Choose ϵ>0. Then, there exists N such that for m,n ≥ N, |am−an|<ϵ. By the triangle inequality, |am|−|an|≤|am−an|<ϵ. Take n=N and we see |am|−|aN|<ϵ for all m≥N.

Rearranging, we have |am|<ϵ+|aN| for all m≥N. Thus, |am|≤max{|a0|,|a1|,…,|aN1|,ϵ+|aN|} for all m. Thus, am is bounded (it is sandwiched in ±max{|a0|,|a1|,…,|aN1|,ϵ+|aN|}).

Answer 1

There is a tail of the sequence such that the terms in the tail are close enough to a certain term in the sequence. Now we just have to take care of the terms in the sequence that are not in that tail, and this is simple because there are only finitely many such terms.

Answer 2

Intuitively the terms in a Cauchy sequence get arbitrarily close to themselves. This means that if you go out far enough into the sequence, all of the terms should be all bunched up together.

In particular, consider $\epsilon=1>0$. After some point, everything in the sequence has to be no further that $1$ unit apart.

Let's say this happen at $a_N$. Then after $N$, everybody is no bigger than $a_N+1$ and no smaller than $a_N-1$.

This means that the tail end of the sequence all lies below $a_N+1$. So $a_N,a_{N+1},\dots$ are bounded by $a_N+1$.

This just leaves the finite beginning of the sequence to worry about.

But that's a finite problem. Among $a_1,\dots,a_{N-1}$ we could just take the maximum (we can take the maximum of a finite list).

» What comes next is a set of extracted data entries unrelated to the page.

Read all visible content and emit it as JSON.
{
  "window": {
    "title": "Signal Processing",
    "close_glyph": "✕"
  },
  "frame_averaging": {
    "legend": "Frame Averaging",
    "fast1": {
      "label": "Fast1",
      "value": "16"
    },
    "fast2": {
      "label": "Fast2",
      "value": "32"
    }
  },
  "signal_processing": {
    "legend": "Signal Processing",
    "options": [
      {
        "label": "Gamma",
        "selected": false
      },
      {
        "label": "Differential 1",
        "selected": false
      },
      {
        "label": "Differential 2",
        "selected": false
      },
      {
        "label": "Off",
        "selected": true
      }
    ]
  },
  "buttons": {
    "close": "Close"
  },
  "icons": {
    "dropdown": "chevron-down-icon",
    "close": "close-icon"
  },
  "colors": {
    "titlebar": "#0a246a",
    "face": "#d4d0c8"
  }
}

So to bound everyone (before and after $a_N$) we can take the maximum of $a_1,\dots,a_{N-1},$ and $a_N+1$.

Answer 3

Just to make things simpler, let's take $\epsilon=1$. Since the sequence is Cauchy, there is an integer N such that $m,n\ge N\implies|a_m-a_n|<1$. In particular, taking $n=N$, we have that $|a_m-a_N|<1$ for $m\ge N$;

so $|a_m|=|(a_m-a_N)+a_N|\le |a_m-a_N|+|a_N|<1+|a_N|$ for $m\ge N$ using the Triangle inequality.

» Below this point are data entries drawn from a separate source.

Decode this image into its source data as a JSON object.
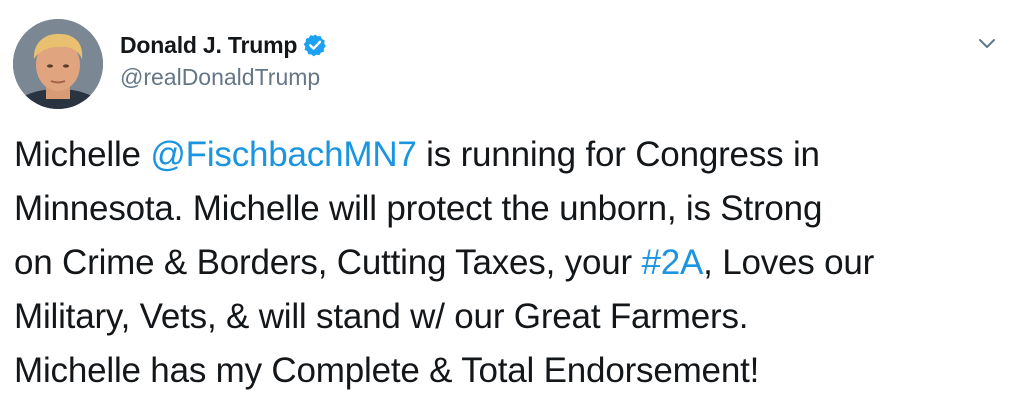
{
  "author": {
    "display_name": "Donald J. Trump",
    "handle": "@realDonaldTrump",
    "verified": true,
    "avatar_icon": "profile-photo",
    "verified_icon": "verified-badge-icon",
    "menu_icon": "chevron-down-icon"
  },
  "colors": {
    "link": "#1b95e0",
    "verified_badge": "#1da1f2",
    "handle": "#657786",
    "text": "#14171a"
  },
  "tweet": {
    "lines": [
      {
        "pre": "Michelle ",
        "link": "@FischbachMN7",
        "post": " is running for Congress in"
      },
      {
        "text": "Minnesota. Michelle will protect the unborn, is Strong"
      },
      {
        "pre": "on Crime & Borders, Cutting Taxes, your ",
        "link": "#2A",
        "post": ", Loves our"
      },
      {
        "text": "Military, Vets, & will stand w/ our Great Farmers."
      },
      {
        "text": "Michelle has my Complete & Total Endorsement!"
      }
    ]
  }
}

Now we have a bound for all but finitely many of the terms of the sequence, but we still have to account for the terms $a_1,a_2,\cdots,a_{N-1}$.

If we take $M=\max\{|a_1|,\cdots,|a_{N-1}|, 1+|a_N|\}$, then $|a_n|\le M$ for all n

since $|a_n|\le M$ if $m\ge N$ by the first part, and $|a_n|\le M$ for $1\le m\le N-1$ by the definition of M.